Rituximab: A primary goal of SLE therapy is preventing complications of disease and its treatments. Several new biologic agents and selective cytotoxic medications to treat SLE are in various phases of clinical trials in the United States.36 Most treatment strategies disrupt the production of T or B lymphocytes, particularly those undergoing activation. 37,38 Monoclonal anti–B lymphocyte antibodies may be beneficial for patients with disease resistant to other immunosuppressive therapies.36 Clinical trials are currently testing the safety and effectiveness of rituximab (Rituxan/Genentech and IDEC Pharmaceuticals), a monoclonal anti-CD20 antibody that blocks the production of B cells.
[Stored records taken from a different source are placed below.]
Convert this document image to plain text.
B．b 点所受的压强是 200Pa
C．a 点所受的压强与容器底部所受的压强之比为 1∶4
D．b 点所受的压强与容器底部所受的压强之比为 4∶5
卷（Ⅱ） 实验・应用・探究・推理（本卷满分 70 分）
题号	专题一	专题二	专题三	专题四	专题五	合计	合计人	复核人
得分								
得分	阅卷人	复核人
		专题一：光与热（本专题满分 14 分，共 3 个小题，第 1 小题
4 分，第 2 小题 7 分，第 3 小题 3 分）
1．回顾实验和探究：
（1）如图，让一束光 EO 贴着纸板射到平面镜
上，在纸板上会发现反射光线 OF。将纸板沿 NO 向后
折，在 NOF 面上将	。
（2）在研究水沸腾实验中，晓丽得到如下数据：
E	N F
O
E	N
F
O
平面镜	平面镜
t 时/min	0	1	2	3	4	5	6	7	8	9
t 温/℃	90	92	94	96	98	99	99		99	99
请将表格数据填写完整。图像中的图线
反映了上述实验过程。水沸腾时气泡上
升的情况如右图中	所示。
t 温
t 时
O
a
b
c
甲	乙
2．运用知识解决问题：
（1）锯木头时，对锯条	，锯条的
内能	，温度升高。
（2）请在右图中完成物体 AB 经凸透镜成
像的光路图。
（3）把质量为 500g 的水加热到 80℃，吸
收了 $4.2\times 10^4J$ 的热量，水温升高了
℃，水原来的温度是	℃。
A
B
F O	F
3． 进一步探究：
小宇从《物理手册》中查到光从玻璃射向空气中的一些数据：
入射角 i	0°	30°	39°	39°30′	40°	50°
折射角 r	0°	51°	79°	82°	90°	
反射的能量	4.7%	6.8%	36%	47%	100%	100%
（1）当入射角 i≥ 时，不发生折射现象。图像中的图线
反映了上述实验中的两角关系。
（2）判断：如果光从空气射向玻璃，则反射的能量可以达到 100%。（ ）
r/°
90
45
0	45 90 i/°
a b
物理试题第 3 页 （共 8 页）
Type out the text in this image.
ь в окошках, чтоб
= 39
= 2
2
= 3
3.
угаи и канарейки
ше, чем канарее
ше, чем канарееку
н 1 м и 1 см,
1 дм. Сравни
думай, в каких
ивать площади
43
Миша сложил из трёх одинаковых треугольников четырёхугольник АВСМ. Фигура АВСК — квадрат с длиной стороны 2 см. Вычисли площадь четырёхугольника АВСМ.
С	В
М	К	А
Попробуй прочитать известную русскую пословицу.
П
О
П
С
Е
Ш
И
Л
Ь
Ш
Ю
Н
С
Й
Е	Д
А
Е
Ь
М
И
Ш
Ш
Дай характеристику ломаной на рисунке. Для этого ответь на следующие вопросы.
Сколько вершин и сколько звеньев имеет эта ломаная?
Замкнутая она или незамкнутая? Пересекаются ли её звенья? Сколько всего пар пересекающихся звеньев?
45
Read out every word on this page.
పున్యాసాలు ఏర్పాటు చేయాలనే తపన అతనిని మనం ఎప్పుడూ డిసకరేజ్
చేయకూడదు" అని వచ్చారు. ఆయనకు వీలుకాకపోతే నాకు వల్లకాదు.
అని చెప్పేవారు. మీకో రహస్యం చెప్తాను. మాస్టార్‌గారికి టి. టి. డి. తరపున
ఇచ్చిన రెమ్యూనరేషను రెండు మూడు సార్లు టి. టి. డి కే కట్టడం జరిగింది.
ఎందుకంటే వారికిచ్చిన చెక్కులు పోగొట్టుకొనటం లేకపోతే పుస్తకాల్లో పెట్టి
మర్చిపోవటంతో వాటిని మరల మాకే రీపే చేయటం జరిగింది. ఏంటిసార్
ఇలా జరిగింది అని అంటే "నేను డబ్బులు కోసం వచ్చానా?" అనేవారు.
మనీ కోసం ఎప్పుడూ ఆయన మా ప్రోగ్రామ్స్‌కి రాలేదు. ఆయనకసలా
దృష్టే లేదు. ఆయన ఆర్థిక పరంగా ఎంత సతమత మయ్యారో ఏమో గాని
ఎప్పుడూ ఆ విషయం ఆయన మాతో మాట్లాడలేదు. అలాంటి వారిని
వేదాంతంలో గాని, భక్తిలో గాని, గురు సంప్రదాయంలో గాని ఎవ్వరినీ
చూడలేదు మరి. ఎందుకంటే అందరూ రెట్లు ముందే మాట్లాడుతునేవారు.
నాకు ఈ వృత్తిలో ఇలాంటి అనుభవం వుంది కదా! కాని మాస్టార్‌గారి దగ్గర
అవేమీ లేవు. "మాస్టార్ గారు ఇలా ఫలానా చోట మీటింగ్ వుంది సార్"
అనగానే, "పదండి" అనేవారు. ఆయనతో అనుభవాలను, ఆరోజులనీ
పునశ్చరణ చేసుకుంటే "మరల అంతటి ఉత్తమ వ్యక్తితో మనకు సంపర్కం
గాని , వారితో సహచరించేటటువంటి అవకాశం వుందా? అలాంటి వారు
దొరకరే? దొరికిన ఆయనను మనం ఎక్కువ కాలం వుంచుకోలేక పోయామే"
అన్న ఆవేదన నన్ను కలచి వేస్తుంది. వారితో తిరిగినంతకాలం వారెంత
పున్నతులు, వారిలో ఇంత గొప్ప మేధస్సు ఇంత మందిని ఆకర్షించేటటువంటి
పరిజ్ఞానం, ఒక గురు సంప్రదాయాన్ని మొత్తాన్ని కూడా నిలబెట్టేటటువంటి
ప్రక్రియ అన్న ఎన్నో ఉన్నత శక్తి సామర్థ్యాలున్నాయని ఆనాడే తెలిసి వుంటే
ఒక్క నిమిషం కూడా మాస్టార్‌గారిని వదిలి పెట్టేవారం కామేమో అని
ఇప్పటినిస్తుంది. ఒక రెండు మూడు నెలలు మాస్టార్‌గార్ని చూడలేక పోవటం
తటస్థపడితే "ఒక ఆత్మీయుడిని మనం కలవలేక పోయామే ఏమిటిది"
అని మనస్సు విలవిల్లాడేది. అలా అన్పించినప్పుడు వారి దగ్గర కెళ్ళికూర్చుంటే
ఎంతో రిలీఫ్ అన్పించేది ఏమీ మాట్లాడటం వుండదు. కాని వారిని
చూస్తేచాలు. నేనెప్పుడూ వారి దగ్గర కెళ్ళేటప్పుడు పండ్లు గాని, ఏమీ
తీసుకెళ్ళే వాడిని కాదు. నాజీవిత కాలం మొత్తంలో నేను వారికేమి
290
According to recent studies, the use of rituximab without cyclophosphamide may have some beneficial effects but does not appear to reduce serologic markers of disease activity.36-38
Patients diagnosed with SLE require lifelong monitoring with physician follow-up visits at least every three to six months, including a complete patient history, physical examination, complete blood count, comprehensive metabolic panel, hepatitis function panel, lipid panel,
urinalysis, and a 24-hour urine collection for protein.1 Patients with more severe disease or starting immunosuppressant therapy will require more frequent monitoring and follow-up.1
SLE is a chronic, complex, autoimmune disorder characterized by unpredictable exacerbations, remissions, and immunologic manifestations. There is no cure for SLE, but advances in therapy have led to significant improvements in prognosis, survival, and patient outcomes. The major challenges for managing patients with SLE include early diagnosis, appropriate referrals, prevention of organ damage, and the use of treatment strategies that suppress symptoms. Since SLE varies among patients, treatment includes a combination of medications and is often determined by individual disease manifestations and organ involvement. As the range of medications and effective treatments for SLE has increased significantly, hope for advances in therapy and improvements in quality of life continues.